Michael also put on evidence showing that Godwin had a potential source for such a large amount of cash.  James owned a successful company called Godwin Machine Works.  After James retired in 1993, Godwin took over as president of the company.  James returned in 1998 after suspecting questionable accounting activity at Godwin Machine Works.  James explained that Godwin Machine Works generated about $5,000 a week of scrap metal that was purchased in cash by another company.  James said that he found no entry for these monies in his investigation of the books of Godwin Machine Works.  During Godwin’s tenure as president, Godwin Machine Works had sold some of its used machines for cash to a company called VN, but according to James, this cash also never made it into the books of Godwin Machine Works.  Finally, James testified that Godwin received cash payments from a neighboring machine shop in return for permission to dispose of its waste oil in the Godwin Machine Works waste oil barrels.

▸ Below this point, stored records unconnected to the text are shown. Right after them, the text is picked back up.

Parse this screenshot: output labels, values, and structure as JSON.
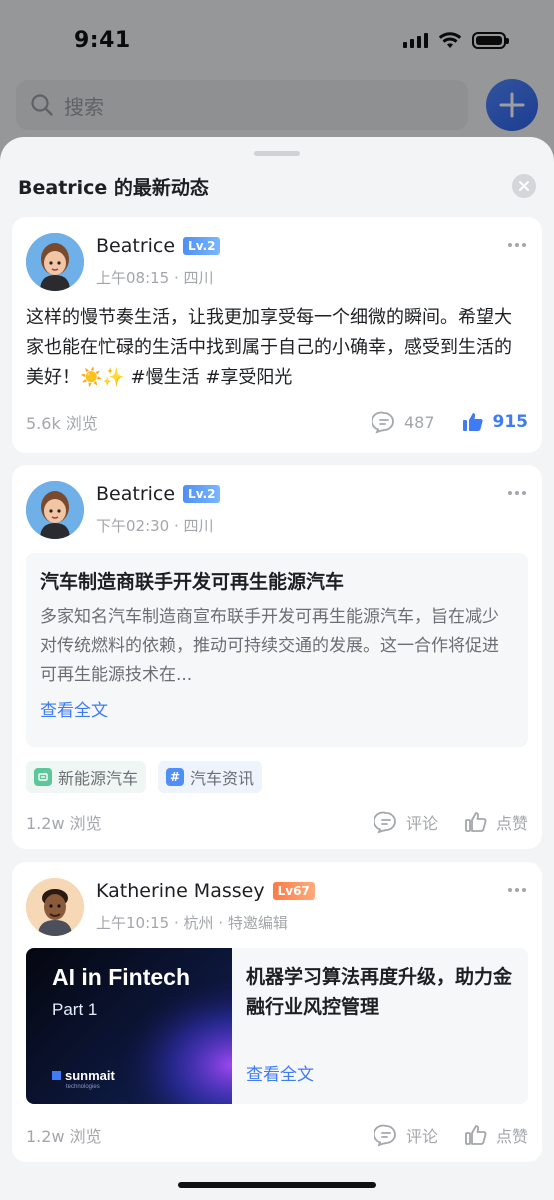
{
  "status_bar": {
    "time": "9:41"
  },
  "search": {
    "placeholder": "搜索"
  },
  "sheet": {
    "title": "Beatrice 的最新动态"
  },
  "posts": [
    {
      "author": "Beatrice",
      "level": "Lv.2",
      "meta": "上午08:15 · 四川",
      "text": "这样的慢节奏生活，让我更加享受每一个细微的瞬间。希望大家也能在忙碌的生活中找到属于自己的小确幸，感受到生活的美好！☀️✨ #慢生活 #享受阳光",
      "views": "5.6k 浏览",
      "comments": "487",
      "likes": "915"
    },
    {
      "author": "Beatrice",
      "level": "Lv.2",
      "meta": "下午02:30 · 四川",
      "article_title": "汽车制造商联手开发可再生能源汽车",
      "article_summary": "多家知名汽车制造商宣布联手开发可再生能源汽车，旨在减少对传统燃料的依赖，推动可持续交通的发展。这一合作将促进可再生能源技术在...",
      "read_more": "查看全文",
      "tags": [
        "新能源汽车",
        "汽车资讯"
      ],
      "views": "1.2w 浏览",
      "comment_label": "评论",
      "like_label": "点赞"
    },
    {
      "author": "Katherine Massey",
      "level": "Lv67",
      "meta": "上午10:15 · 杭州 · 特邀编辑",
      "thumb_title": "AI in Fintech",
      "thumb_sub": "Part 1",
      "thumb_brand": "sunmait",
      "thumb_brand_sub": "technologies",
      "article_title": "机器学习算法再度升级，助力金融行业风控管理",
      "read_more": "查看全文",
      "views": "1.2w 浏览",
      "comment_label": "评论",
      "like_label": "点赞"
    }
  ],
  "colors": {
    "accent": "#3e7bf5",
    "level_blue": "#4f8ff7",
    "level_orange": "#ff7a45"
  }
}
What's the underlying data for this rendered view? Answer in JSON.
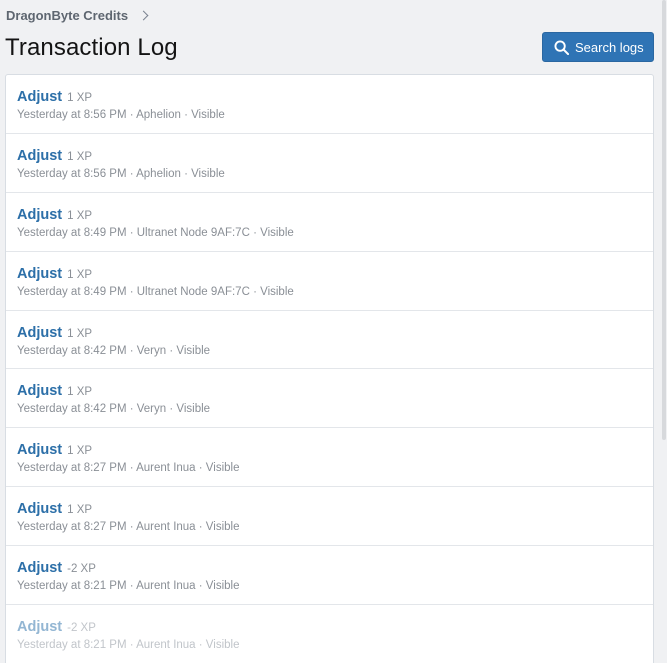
{
  "breadcrumb": {
    "label": "DragonByte Credits"
  },
  "page": {
    "title": "Transaction Log"
  },
  "toolbar": {
    "search_label": "Search logs"
  },
  "transactions": [
    {
      "action": "Adjust",
      "amount": "1 XP",
      "meta": "Yesterday at 8:56 PM · Aphelion · Visible"
    },
    {
      "action": "Adjust",
      "amount": "1 XP",
      "meta": "Yesterday at 8:56 PM · Aphelion · Visible"
    },
    {
      "action": "Adjust",
      "amount": "1 XP",
      "meta": "Yesterday at 8:49 PM · Ultranet Node 9AF:7C · Visible"
    },
    {
      "action": "Adjust",
      "amount": "1 XP",
      "meta": "Yesterday at 8:49 PM · Ultranet Node 9AF:7C · Visible"
    },
    {
      "action": "Adjust",
      "amount": "1 XP",
      "meta": "Yesterday at 8:42 PM · Veryn · Visible"
    },
    {
      "action": "Adjust",
      "amount": "1 XP",
      "meta": "Yesterday at 8:42 PM · Veryn · Visible"
    },
    {
      "action": "Adjust",
      "amount": "1 XP",
      "meta": "Yesterday at 8:27 PM · Aurent Inua · Visible"
    },
    {
      "action": "Adjust",
      "amount": "1 XP",
      "meta": "Yesterday at 8:27 PM · Aurent Inua · Visible"
    },
    {
      "action": "Adjust",
      "amount": "-2 XP",
      "meta": "Yesterday at 8:21 PM · Aurent Inua · Visible"
    },
    {
      "action": "Adjust",
      "amount": "-2 XP",
      "meta": "Yesterday at 8:21 PM · Aurent Inua · Visible"
    }
  ],
  "colors": {
    "accent": "#2f74b5",
    "link": "#2c6fa8",
    "muted": "#8a8f96"
  }
}
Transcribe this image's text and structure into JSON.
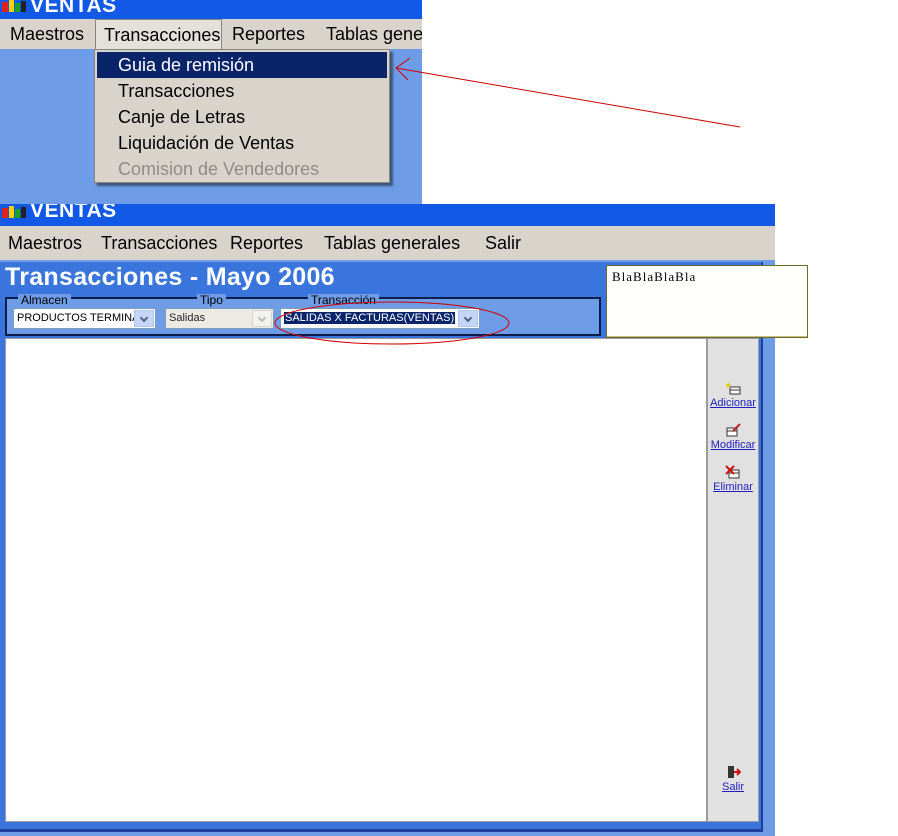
{
  "app": {
    "title": "VENTAS"
  },
  "top_crop": {
    "menu": [
      "Maestros",
      "Transacciones",
      "Reportes",
      "Tablas gene"
    ],
    "dropdown": [
      {
        "label": "Guia de remisión",
        "state": "selected"
      },
      {
        "label": "Transacciones",
        "state": "normal"
      },
      {
        "label": "Canje de Letras",
        "state": "normal"
      },
      {
        "label": "Liquidación de Ventas",
        "state": "normal"
      },
      {
        "label": "Comision de Vendedores",
        "state": "disabled"
      }
    ]
  },
  "main": {
    "menu": [
      "Maestros",
      "Transacciones",
      "Reportes",
      "Tablas generales",
      "Salir"
    ],
    "form_title": "Transacciones - Mayo 2006",
    "filters": {
      "almacen_label": "Almacen",
      "almacen_value": "PRODUCTOS TERMINA",
      "tipo_label": "Tipo",
      "tipo_value": "Salidas",
      "transaccion_label": "Transacción",
      "transaccion_value": "SALIDAS X FACTURAS(VENTAS)"
    },
    "toolbar": {
      "add_label": "Adicionar",
      "edit_label": "Modificar",
      "delete_label": "Eliminar",
      "exit_label": "Salir"
    }
  },
  "annotation": {
    "note_text": "BlaBlaBlaBla"
  },
  "colors": {
    "titlebar": "#1359e8",
    "background": "#6f9ce6",
    "selection": "#0a246a",
    "annotation": "#cc0000"
  }
}
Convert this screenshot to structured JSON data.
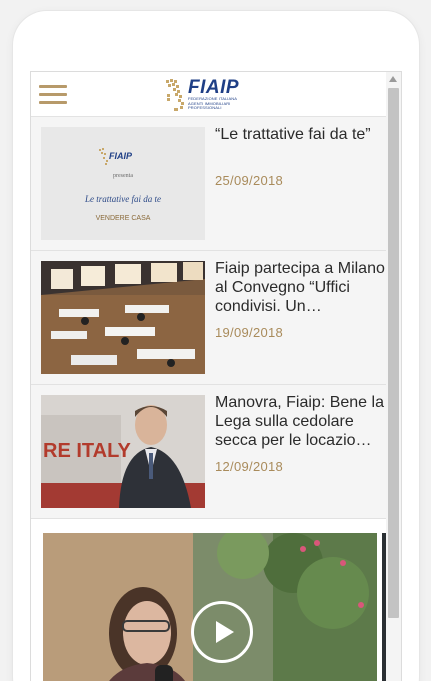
{
  "brand": {
    "logo_word": "FIAIP",
    "logo_subtitle": "FEDERAZIONE ITALIANA\nAGENTI IMMOBILIARI\nPROFESSIONALI",
    "accent_gold": "#b79a6a",
    "brand_blue": "#1f3f86"
  },
  "header": {
    "menu_icon": "hamburger-menu-icon"
  },
  "articles": [
    {
      "title": "“Le trattative fai da te”",
      "date": "25/09/2018",
      "thumb": {
        "presents": "presenta",
        "headline": "Le trattative fai da te",
        "subhead": "VENDERE CASA"
      }
    },
    {
      "title": "Fiaip partecipa a Milano al Convegno “Uffici condivisi. Un…",
      "date": "19/09/2018"
    },
    {
      "title": "Manovra, Fiaip: Bene la Lega sulla cedolare secca per le locazio…",
      "date": "12/09/2018",
      "thumb": {
        "backdrop_text": "RE ITALY"
      }
    }
  ],
  "video": {
    "play_icon": "play-icon"
  }
}
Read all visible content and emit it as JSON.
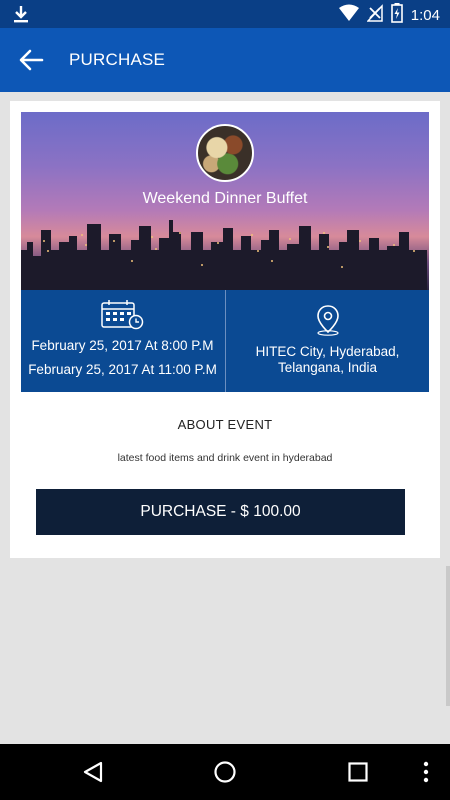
{
  "status_bar": {
    "time": "1:04",
    "icons": [
      "download-icon",
      "wifi-icon",
      "no-signal-icon",
      "battery-icon"
    ]
  },
  "app_bar": {
    "title": "PURCHASE",
    "back_icon": "arrow-left-icon"
  },
  "event": {
    "title": "Weekend Dinner Buffet",
    "start": "February 25, 2017 At 8:00 P.M",
    "end": "February 25, 2017 At 11:00 P.M",
    "location": "HITEC City, Hyderabad, Telangana, India",
    "about_heading": "ABOUT EVENT",
    "description": "latest food items and drink event in hyderabad"
  },
  "purchase_button": "PURCHASE - $ 100.00",
  "colors": {
    "status_bar": "#0a3f86",
    "app_bar": "#0d57b6",
    "info_panel": "#0b4a93",
    "button": "#0e1f38"
  },
  "nav_bar": {
    "icons": [
      "back-triangle-icon",
      "home-circle-icon",
      "recents-square-icon",
      "more-vert-icon"
    ]
  }
}
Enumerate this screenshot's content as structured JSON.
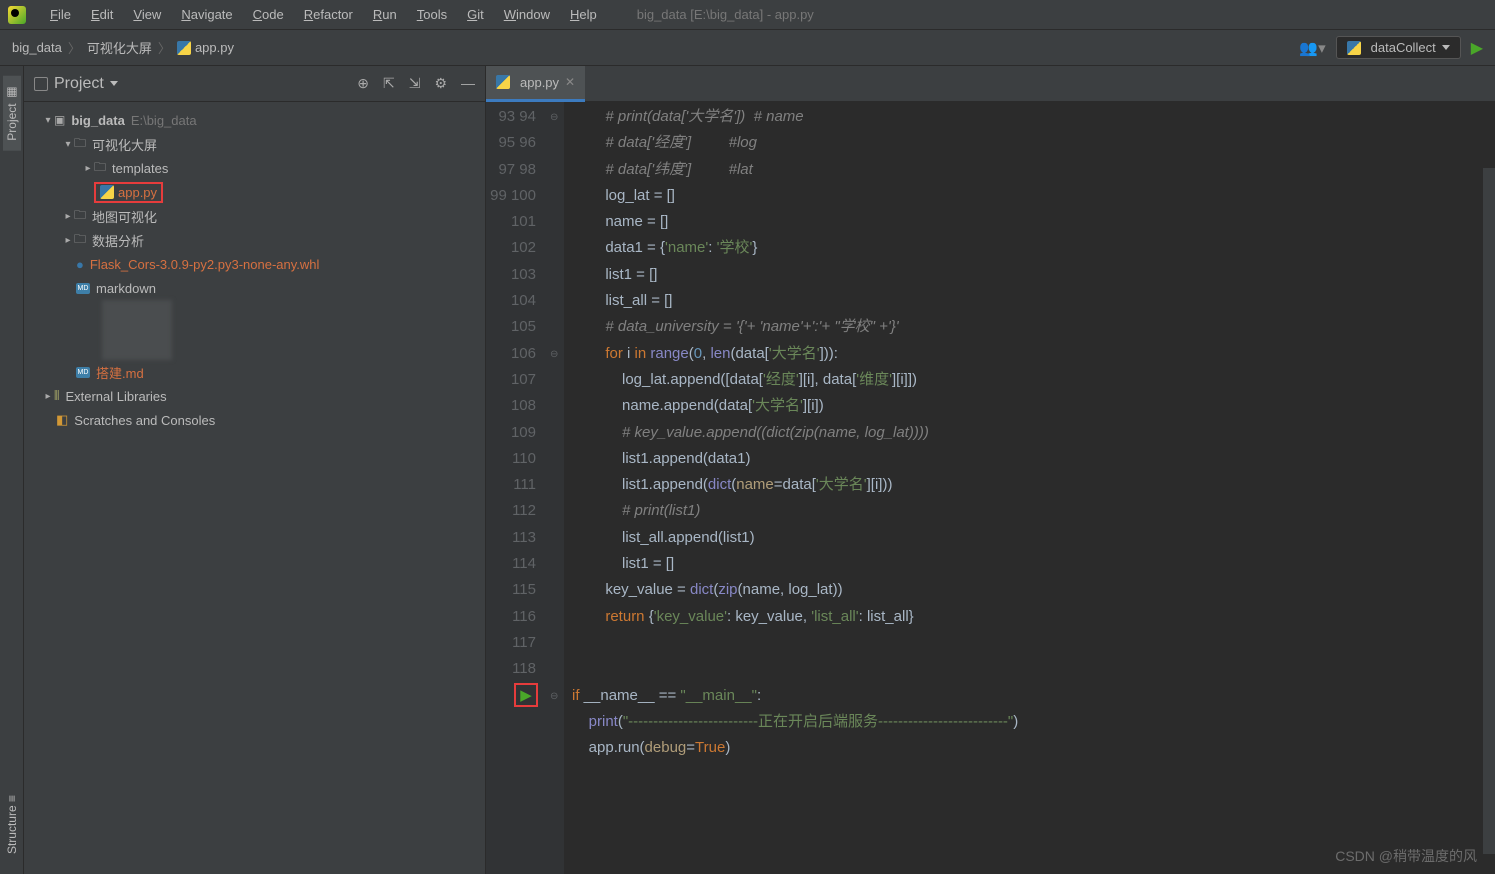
{
  "menu": {
    "items": [
      "File",
      "Edit",
      "View",
      "Navigate",
      "Code",
      "Refactor",
      "Run",
      "Tools",
      "Git",
      "Window",
      "Help"
    ]
  },
  "title": "big_data [E:\\big_data] - app.py",
  "breadcrumbs": {
    "root": "big_data",
    "mid": "可视化大屏",
    "file": "app.py"
  },
  "runConfig": "dataCollect",
  "project": {
    "title": "Project",
    "root": {
      "name": "big_data",
      "path": "E:\\big_data"
    },
    "visFolder": "可视化大屏",
    "templates": "templates",
    "app": "app.py",
    "mapVis": "地图可视化",
    "dataAnalysis": "数据分析",
    "whl": "Flask_Cors-3.0.9-py2.py3-none-any.whl",
    "markdown": "markdown",
    "build": "搭建.md",
    "extLib": "External Libraries",
    "scratches": "Scratches and Consoles"
  },
  "rails": {
    "project": "Project",
    "structure": "Structure"
  },
  "tab": "app.py",
  "lines": {
    "start": 93,
    "end": 118
  },
  "watermark": "CSDN @稍带温度的风",
  "code": [
    {
      "t": "comment",
      "s": "# print(data['大学名'])  # name"
    },
    {
      "t": "comment",
      "s": "# data['经度']         #log"
    },
    {
      "t": "comment",
      "s": "# data['纬度']         #lat"
    },
    {
      "t": "raw",
      "s": "log_lat = []"
    },
    {
      "t": "raw",
      "s": "name = []"
    },
    {
      "t": "dict1",
      "s": "data1 = {'name': '学校'}"
    },
    {
      "t": "raw",
      "s": "list1 = []"
    },
    {
      "t": "raw",
      "s": "list_all = []"
    },
    {
      "t": "comment",
      "s": "# data_university = '{'+ 'name'+':'+ \"学校\" +'}'"
    },
    {
      "t": "for",
      "s": "for i in range(0, len(data['大学名'])):"
    },
    {
      "t": "append1",
      "s": "    log_lat.append([data['经度'][i], data['维度'][i]])"
    },
    {
      "t": "append2",
      "s": "    name.append(data['大学名'][i])"
    },
    {
      "t": "comment2",
      "s": "    # key_value.append((dict(zip(name, log_lat))))"
    },
    {
      "t": "l1a",
      "s": "    list1.append(data1)"
    },
    {
      "t": "l1b",
      "s": "    list1.append(dict(name=data['大学名'][i]))"
    },
    {
      "t": "comment2",
      "s": "    # print(list1)"
    },
    {
      "t": "lall",
      "s": "    list_all.append(list1)"
    },
    {
      "t": "raw2",
      "s": "    list1 = []"
    },
    {
      "t": "kv",
      "s": "key_value = dict(zip(name, log_lat))"
    },
    {
      "t": "ret",
      "s": "return {'key_value': key_value, 'list_all': list_all}"
    },
    {
      "t": "blank",
      "s": ""
    },
    {
      "t": "blank",
      "s": ""
    },
    {
      "t": "main",
      "s": "if __name__ == \"__main__\":"
    },
    {
      "t": "print",
      "s": "    print(\"--------------------------正在开启后端服务--------------------------\")"
    },
    {
      "t": "run",
      "s": "    app.run(debug=True)"
    },
    {
      "t": "blank",
      "s": ""
    }
  ]
}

As evidence of the existence of the $84,898.57 promissory note that was allegedly community property, Michael offered a letter both addressed from and signed by Godwin that refinanced a promissory note for that amount.

Because Michael presented evidence of probative value as to the existence of the $1 million cash, the $160,000 gold, and the $84,898.57 promissory note, and because we must disregard all contrary evidence and inferences, we hold that the trial court erred in instructing the verdict in Godwin’s favor.  Accordingly, we sustain Michael’s first point of error.

Motion to Strike


In her second point of error, Michael argues that the trial court erred in striking her pleadings as to the undisclosed accounts receivable for Godwin’s company called PLS and the $40,000 promissory note payable to James.  The trial court struck the pleadings at the pretrial conference a week before trial.  The record provided to this court contains Godwin’s April 15, 2002 “Opposed Motion to Strike Pleading.”  This motion addresses Michael’s first amended petition, which only sought partition of the cash and gold.  The motion to strike upon which the pretrial conference was based apparently addresses Michael’s third amended petition, but the later motion to strike is not in the record.  Further, there is no written order granting a motion to strike, and the judge’s ruling at the pretrial hearing is somewhat unclear.[1]  Because we do not have the motion to strike that was the subject of the pretrial hearing and because there is no written order striking any of the pleadings, we are unable to adequately review Michael’s contention that the trial court erred in granting Godwin’s motion.  See Davis v. Med. Evaluation Specialists, Inc., 31 S.W.3d 788, 795 (Tex. App.—Houston [1st Dist.] 2000, pet. denied) (overruling appellant’s request to reverse summary judgment when summary judgment motion was not included in appellate record).  Accordingly, we overrule Michael’s second point of error.

For the reasons stated above, we reverse the instructed verdict and remand for a new trial.

 

 

 

 

/s/      Leslie Brock Yates

Justice

 

 

Judgment rendered and Memorandum Opinion filed December 14, 2004.

Panel consists of Justices Yates, Fowler, and Guzman.

 



[1]  After both parties made arguments regarding the motion to strike, the trial judge merely stated that PLS, the company to which the undisclosed accounts receivable were payable, was “off the table.”  In response to Godwin’s counsel asking if the ruling also applied to the $40,000 note, the judge said, “The note, yes.”